[Congressional Record Volume 156, Number 76 (Wednesday, May 19, 2010)]
[House]
[Pages H3626-H3627]
From the Congressional Record Online through the Government Publishing Office [www.gpo.gov]
AMERICA'S FAILED TRADE POLICY
The SPEAKER pro tempore. Under a previous order of the House, the
gentlewoman from Ohio (Ms. Kaptur) is recognized for 5 minutes.
Ms. KAPTUR. Madam Speaker, how many millions more jobs have to be
outsourced before Washington wakes up? The U.S. Chamber of Commerce
this week released a report claiming that U.S. trade agreements have
support 5.4 million jobs. More than 90 percent of the jobs, according
to the Chamber, can be attributed to NAFTA and our NAFTA trading
partners, Mexico and Canada. Are we talking about the same country in
the same continent?
In the United States I know and the district I return to every
weekend, the battering effects of NAFTA and NAFTA-like trade agreements
are still being felt: lost jobs, shuttered factories, and beleaguered
communities. I can't help but wonder if the Chamber of Commerce is some
sort of cruel joke: 5.4 million jobs? No way. Try 1 million jobs lost
due to NAFTA. Try 2 million manufacturing jobs lost because of all of
the off-shoring that has gone on in this country in the last quarter
century. Or how about 12,000 to 20,000 service-sector jobs lost every
month, many of which have simply been outsourced overseas.
In Ohio, employment just in the manufacturing sector has declined by
a third. Companies like Silgan Holdings, Delphi, Georgia Pacific,
General Motors, Dixon Ticonderoga, Champion Spark Plug, all have moved
to Mexico. Things are not much better in Mexico. By the 10th
anniversary of NAFTA, The Washington Post reported that 19 million more
Mexicans were living in poverty than 20 years ago; 2 million peasant
farmers alone were dispossessed from their land with no adjustment
inside that country. So guess what they are doing. They are seeking to
live anywhere, including crossing our border because they simply have
no other choice. NAFTA didn't take care of them in their home country.
Now over half of the Mexican population is considered poor, while one
in four is considered extremely poor and unable to even afford adequate
food. The illegal drug trade has swept across that country and locked
in fully at our border and across our country. Remember when NAFTA was
held out as the ticket to the promised land with millions of new jobs
and a rising standard of living? Right here in this very Chamber,
Members voted to outsource America's job to a low-wage country with a
state-managed economy.
Ross Perot was right: NAFTA has been a giant sucking sound of jobs
leaving our country, leaving us behind with a NAFTA trade deficit of
over $1.3 trillion since 1994. The deficits from NAFTA and NAFTA-like
trade agreements have caused the great manufacturing that our Nation
knew to wither as we saw our companies compete against state-managed
capitalism in places like Mexico, China, Japan and so many others.
Trade deficits are at the heart of our economic challenge.
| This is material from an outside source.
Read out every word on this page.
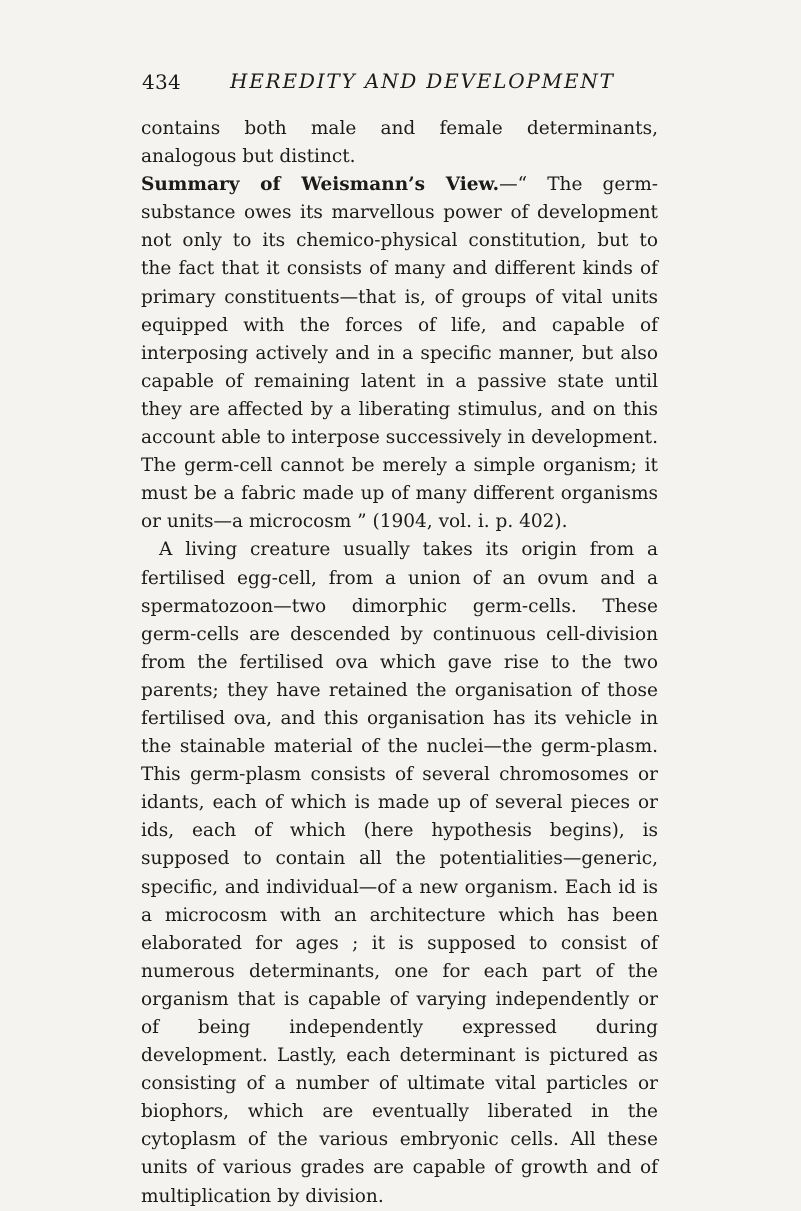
434 HEREDITY AND DEVELOPMENT

contains both male and female determinants, analogous but distinct.

Summary of Weismann’s View.—“ The germ-substance owes its marvellous power of development not only to its chemico-physical constitution, but to the fact that it consists of many and different kinds of primary constituents—that is, of groups of vital units equipped with the forces of life, and capable of interposing actively and in a specific manner, but also capable of remaining latent in a passive state until they are affected by a liberating stimulus, and on this account able to interpose successively in development. The germ-cell cannot be merely a simple organism; it must be a fabric made up of many different organisms or units—a microcosm ” (1904, vol. i. p. 402).

A living creature usually takes its origin from a fertilised egg-cell, from a union of an ovum and a spermatozoon—two dimorphic germ-cells. These germ-cells are descended by continuous cell-division from the fertilised ova which gave rise to the two parents; they have retained the organisation of those fertilised ova, and this organisation has its vehicle in the stainable material of the nuclei—the germ-plasm. This germ-plasm consists of several chromosomes or idants, each of which is made up of several pieces or ids, each of which (here hypothesis begins), is supposed to contain all the potentialities—generic, specific, and individual—of a new organism. Each id is a microcosm with an architecture which has been elaborated for ages ; it is supposed to consist of numerous determinants, one for each part of the organism that is capable of varying independently or of being independently expressed during development. Lastly, each determinant is pictured as consisting of a number of ultimate vital particles or biophors, which are eventually liberated in the cytoplasm of the various embryonic cells. All these units of various grades are capable of growth and of multiplication by division.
They
destroyed jobs, millions and millions and millions of good jobs. We
will never get our economy out of the ditch without fundamental changes
in our trade policy.
When trade accounts began their downward spiral, America's economy
started to deteriorate. Do you remember the last time we had a balanced
trade account? It was 1974 when we had a thriving middle class.
Is it any wonder that our Nation is paying the price of economic
policies that led to the current deep recession that Brad DeLong
estimates has put a third of our Nation in depression. This was no
accident. It is the direct result of over a quarter century of
outsourcing U.S. jobs to penny-wage environments and of allowing other
nations to keep their markets closed through managed trade practices,
substandard environmental systems, and many undemocratic political
systems able to exploit their workforces for the benefit of a few
owners.
In essence, our market capitalism is forced to compete with state-
managed
[[Page H3627]]
capitalism. From Mexico to China to Japan, it is just not a fair fight.
These unfair trade agreements have been draining the economic lifeblood
of our Nation, and every single American knows it to be true. Free
trade among free people should be a bedrock principle on which any
trade policy is based. And without it, our workers and companies stand
no chance.
It is time to wake up, stand up for this country, and renegotiate
those trade agreements that keep moving jobs offshore and take more and
more and more of our jobs every single year. The same countries block
access of our goods into those countries. It hurts our workers, it
hurts our communities, and it has hurt this country deeply.